The production through the air has been worse than it’s been at any point this season in recent weeks. Clemson had a season-low 157 passing yards against Syracuse and followed that up with just 191 last week against Notre Dame. Uiagalelei was benched in both of those games for freshman Cade Klubnik, but the quarterbacks have combined to throw as many interceptions as touchdown passes (4) in the last three games.

Those turnovers have been part of another inconsistency for the offense. Clemson has coughed it up six times the last two games after turning it over just five times in the first seven.

“Right now, we’re just in a rut, and we’ve got to find a way to get out of it,” Richardson said.

Given the current state of the passing game, Clemson’s best bet going forward may be to lean on the running game. But Clemson hasn’t always committed to it despite Swinney’s belief in the Tigers needing to use the run to set up the pass.

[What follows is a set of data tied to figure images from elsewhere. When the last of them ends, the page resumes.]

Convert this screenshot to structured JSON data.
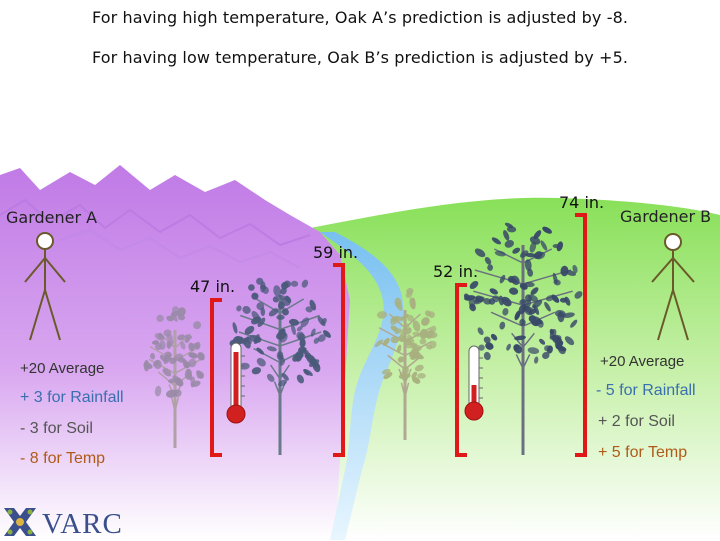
{
  "captions": {
    "line1": "For having high temperature, Oak A’s prediction is adjusted by -8.",
    "line2": "For having low temperature, Oak B’s prediction is adjusted by +5."
  },
  "gardener_a": {
    "name": "Gardener A",
    "average": "+20 Average",
    "rainfall": "+ 3 for Rainfall",
    "soil": "- 3 for Soil",
    "temp": "- 8 for Temp",
    "tree_small_height": "47 in.",
    "tree_large_height": "59 in."
  },
  "gardener_b": {
    "name": "Gardener B",
    "average": "+20 Average",
    "rainfall": "- 5 for Rainfall",
    "soil": "+ 2 for Soil",
    "temp": "+ 5 for Temp",
    "tree_small_height": "52 in.",
    "tree_large_height": "74 in."
  },
  "logo": {
    "text": "VARC"
  },
  "colors": {
    "mountains": "#c890e8",
    "meadow": "#90e060",
    "river": "#7cc8f0",
    "bracket": "#e01818",
    "thermometer": "#d02020",
    "person": "#6a5a2a",
    "rain_text": "#3a6fb0",
    "temp_text": "#b05a18"
  }
}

Clemson did in wins over Florida State and Syracuse, getting Shipley 47 carries in those two games. But even after rushing for a season-high 293 yards against the Orange – and with strong winds swirling inside Notre Dame Stadium – Clemson quickly went away from the running game against the Fighting Irish even before things got out of hand.

Shipley, who’s averaging nearly 6 yards a pop for the season, got just seven carries in the first half despite averaging 7.4 yards on those attempts. And Uiagalelei was hardly used at all in the run game, a peculiar development considering the 6-foot-4, 230-pounder was averaging nearly 44 yards on the ground coming into the game. His first designed run wasn’t called until early in the third quarter.

“I think the biggest reason was sometimes there were calls where he had a run and he threw it, so there were some RPO (run-pass option) thoughts there, too,” offensive coordinator Brandon Streeter said afterward. “It was kind of a mixture there, but I probably should’ve gotten him the ball a little bit more as a runner there in the first half.”

So what is the Tigers’ offensive identity? Depends on who you ask.

“Up until two games ago, it was an offense that was really, really good on third down, and we’re still good on third down,” Swinney said. “It’s an offense that was taking care of the football and an offense that was scoring and had some explosiveness built into it. Led the nation in red-zone scoring until a couple of games ago, and I think we’re still top 5 in the country.

“All of those things. But we’ve got to get back to doing what we need to do.”